Com uma decisão inédita, o Tribunal Superior do Trabalho (TST) determinou que plataformas como Uber e iFood podem ser intimadas a reter até 50% dos rendimentos líquidos de usuários cadastrados, motoristas e entregadores, que tenham dívidas reconhecidas na Justiça do Trabalho.
A medida representa um marco na responsabilização financeira de devedores trabalhistas na economia digital e abre caminho para uma nova jurisprudência que pode atingir milhares de pessoas em situação semelhante no país.
Como tudo começou
A decisão foi motivada por uma ação trabalhista iniciada em 2012, em Santa Catarina. Na época, um restaurante localizado em São José foi condenado a pagar diversas verbas a uma ex-funcionária.
A sentença transitou em julgado, mas a dívida nunca foi paga. Sem encontrar bens no nome da empresa, a Justiça passou a responsabilizar os sócios, conforme prevê a legislação para micro e pequenas empresas.
Em 2024, ainda sem receber os valores devidos, a trabalhadora descobriu que os antigos empregadores atuavam como motorista de aplicativo e entregador. Diante disso, ela pediu que a Uber e o iFood fossem intimados a informar se os devedores estavam cadastrados e, em caso positivo, que valores fossem penhorados diretamente nas plataformas.
Inicialmente negado
O pedido foi negado em primeira instância e também pelo Tribunal Regional do Trabalho da 12ª Região (TRT-12).

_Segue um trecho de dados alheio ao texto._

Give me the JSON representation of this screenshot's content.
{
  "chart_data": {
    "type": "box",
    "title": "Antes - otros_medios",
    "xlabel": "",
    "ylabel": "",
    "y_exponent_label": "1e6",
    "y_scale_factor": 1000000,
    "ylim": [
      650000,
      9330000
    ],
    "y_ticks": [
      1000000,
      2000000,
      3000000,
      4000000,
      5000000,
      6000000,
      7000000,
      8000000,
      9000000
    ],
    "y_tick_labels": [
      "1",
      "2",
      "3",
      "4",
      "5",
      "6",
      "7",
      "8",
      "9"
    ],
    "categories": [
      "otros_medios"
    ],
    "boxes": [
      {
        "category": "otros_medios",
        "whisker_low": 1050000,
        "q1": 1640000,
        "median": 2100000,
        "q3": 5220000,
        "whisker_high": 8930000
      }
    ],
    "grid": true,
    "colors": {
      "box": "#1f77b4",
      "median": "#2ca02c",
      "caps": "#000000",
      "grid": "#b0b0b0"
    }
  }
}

A justificativa? Os rendimentos obtidos pelos devedores através de aplicativos seriam de natureza alimentar, ou seja, usados para a própria subsistência, e portanto, protegidos pela regra de impenhorabilidade prevista no Código de Processo Civil (CPC).
Segundo essa linha de raciocínio, apenas dívidas de pensão alimentícia poderiam justificar a retenção de salários ou proventos, excluindo-se dívidas trabalhistas da lista de exceções.
A virada no TST
No entanto, ao analisar o recurso da trabalhadora, o ministro relator do caso, Sergio Pinto Martins, sustentou um entendimento mais recente e alinhado com a realidade dos trabalhadores, os créditos trabalhistas também possuem natureza alimentar, já que representam a compensação pelo trabalho prestado.

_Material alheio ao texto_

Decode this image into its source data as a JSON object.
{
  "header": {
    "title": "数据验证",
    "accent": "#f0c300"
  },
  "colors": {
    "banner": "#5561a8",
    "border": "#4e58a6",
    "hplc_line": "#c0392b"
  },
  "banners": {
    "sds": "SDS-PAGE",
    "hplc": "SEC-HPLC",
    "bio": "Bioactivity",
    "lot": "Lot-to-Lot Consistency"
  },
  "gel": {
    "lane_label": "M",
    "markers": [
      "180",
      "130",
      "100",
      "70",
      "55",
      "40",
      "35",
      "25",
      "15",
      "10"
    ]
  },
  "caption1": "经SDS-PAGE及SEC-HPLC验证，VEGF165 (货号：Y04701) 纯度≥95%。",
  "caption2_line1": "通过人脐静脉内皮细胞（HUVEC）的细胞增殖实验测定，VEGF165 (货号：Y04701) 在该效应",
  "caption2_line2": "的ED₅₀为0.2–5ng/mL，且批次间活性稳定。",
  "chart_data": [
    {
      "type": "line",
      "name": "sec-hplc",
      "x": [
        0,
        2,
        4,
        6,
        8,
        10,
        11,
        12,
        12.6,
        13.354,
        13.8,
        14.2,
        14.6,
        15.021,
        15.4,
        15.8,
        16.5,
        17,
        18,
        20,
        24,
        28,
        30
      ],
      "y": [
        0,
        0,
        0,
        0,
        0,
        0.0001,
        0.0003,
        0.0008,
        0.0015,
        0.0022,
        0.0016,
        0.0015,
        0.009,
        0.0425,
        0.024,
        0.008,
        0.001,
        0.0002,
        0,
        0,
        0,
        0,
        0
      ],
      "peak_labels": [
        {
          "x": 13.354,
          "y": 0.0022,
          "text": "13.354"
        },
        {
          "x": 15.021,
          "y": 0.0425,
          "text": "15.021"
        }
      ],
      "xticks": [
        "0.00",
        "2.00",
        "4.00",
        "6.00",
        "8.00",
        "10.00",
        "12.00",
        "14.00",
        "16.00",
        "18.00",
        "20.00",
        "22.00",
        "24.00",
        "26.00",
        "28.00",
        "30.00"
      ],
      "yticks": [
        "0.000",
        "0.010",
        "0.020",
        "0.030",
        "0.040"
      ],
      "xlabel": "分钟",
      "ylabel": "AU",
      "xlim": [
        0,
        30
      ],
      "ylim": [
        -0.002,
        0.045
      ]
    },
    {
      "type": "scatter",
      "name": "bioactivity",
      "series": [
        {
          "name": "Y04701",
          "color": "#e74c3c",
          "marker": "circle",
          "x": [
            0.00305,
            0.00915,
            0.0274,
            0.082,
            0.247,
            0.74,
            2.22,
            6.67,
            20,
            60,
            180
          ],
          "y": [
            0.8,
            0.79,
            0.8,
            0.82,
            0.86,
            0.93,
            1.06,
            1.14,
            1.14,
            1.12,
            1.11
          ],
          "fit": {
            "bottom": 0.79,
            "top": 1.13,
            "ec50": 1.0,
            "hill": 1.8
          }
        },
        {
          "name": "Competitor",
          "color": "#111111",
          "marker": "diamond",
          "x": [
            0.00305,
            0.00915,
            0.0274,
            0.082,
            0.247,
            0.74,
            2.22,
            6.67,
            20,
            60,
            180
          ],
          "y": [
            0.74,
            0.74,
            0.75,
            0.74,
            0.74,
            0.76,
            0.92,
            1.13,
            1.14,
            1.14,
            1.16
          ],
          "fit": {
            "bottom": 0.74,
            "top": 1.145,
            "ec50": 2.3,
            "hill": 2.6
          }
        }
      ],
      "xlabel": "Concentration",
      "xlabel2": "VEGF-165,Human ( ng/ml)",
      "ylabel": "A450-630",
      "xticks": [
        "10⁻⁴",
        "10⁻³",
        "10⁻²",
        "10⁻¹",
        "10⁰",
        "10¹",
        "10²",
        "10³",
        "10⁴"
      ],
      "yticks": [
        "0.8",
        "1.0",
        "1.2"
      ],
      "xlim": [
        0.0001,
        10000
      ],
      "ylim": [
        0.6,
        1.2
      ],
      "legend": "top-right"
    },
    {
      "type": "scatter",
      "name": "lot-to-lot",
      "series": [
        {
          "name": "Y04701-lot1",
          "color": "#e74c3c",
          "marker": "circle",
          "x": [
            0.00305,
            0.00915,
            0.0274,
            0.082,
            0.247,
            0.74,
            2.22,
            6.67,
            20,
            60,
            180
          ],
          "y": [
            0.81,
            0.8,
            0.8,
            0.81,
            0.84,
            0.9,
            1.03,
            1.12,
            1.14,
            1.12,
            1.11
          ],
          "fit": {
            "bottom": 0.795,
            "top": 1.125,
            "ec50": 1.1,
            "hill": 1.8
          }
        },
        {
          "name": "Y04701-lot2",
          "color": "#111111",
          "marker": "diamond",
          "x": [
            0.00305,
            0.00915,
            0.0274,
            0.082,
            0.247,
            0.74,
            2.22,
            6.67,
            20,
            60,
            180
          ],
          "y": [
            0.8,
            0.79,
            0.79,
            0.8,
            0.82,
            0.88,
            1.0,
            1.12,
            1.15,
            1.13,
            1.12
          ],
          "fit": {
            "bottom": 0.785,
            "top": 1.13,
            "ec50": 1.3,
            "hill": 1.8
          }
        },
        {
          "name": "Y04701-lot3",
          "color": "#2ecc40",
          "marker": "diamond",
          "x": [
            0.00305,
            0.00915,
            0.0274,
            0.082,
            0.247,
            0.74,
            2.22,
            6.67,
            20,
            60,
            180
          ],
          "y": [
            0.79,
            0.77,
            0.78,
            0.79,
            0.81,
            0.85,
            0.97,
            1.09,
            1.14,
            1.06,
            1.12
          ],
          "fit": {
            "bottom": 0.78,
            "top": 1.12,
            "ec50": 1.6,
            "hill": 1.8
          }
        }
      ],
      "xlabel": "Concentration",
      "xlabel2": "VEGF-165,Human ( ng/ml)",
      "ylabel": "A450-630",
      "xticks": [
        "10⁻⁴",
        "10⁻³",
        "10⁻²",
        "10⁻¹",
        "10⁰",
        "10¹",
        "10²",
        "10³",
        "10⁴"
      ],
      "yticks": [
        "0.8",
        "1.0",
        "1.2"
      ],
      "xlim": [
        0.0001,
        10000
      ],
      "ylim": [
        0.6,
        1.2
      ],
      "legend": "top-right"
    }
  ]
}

Baseando-se em alterações promovidas no CPC de 2015 e em jurisprudência consolidada no próprio TST, o ministro ressaltou que a penhora de salários e rendimentos para quitar dívidas trabalhistas é legal, desde que limitada a 50% dos ganhos líquidos e que se preserve pelo menos um salário mínimo mensal ao devedor.
Tema Repetitivo 75
O argumento central da decisão se apoia no julgamento do Tema Repetitivo 75, pelo Pleno do TST. Nessa tese vinculante, o tribunal fixou que é válida a penhora de até metade da renda líquida de devedores trabalhistas, mesmo que se trate de salários, aposentadorias, comissões ou rendimentos como os obtidos em plataformas de aplicativo.
Esse entendimento ganhou força justamente para garantir que trabalhadores prejudicados por longos processos não fiquem desamparados, enquanto devedores continuam atuando e recebendo normalmente, muitas vezes por vias menos formais.
Uber e iFood terão de colaborar com a Justiça
A decisão determina que, se for confirmado o vínculo dos devedores com os aplicativos, as empresas deverão:
- Informar os rendimentos mensais dos usuários citados no processo;
- Reter automaticamente os valores penhoráveis, respeitando o teto de 50% e a manutenção do salário mínimo;
- Transferir os valores bloqueados à Justiça do Trabalho, para amortização da dívida.
Ou seja, a responsabilização das plataformas ocorre apenas como meio de facilitar a execução judicial, elas não são rés no processo, mas serão obrigadas a cumprir ordens judiciais como qualquer outra instituição financeira ou pagadora.
A determinação do TST consolida um importante passo na valorização do crédito trabalhista, equiparando-o, em termos práticos, ao crédito alimentar tradicional.
Para trabalhadores e empregadores, a inadimplência não poderá mais se esconder atrás da informalidade digital ou da autonomia aparente. A Justiça começa a alcançar também os novos formatos de trabalho.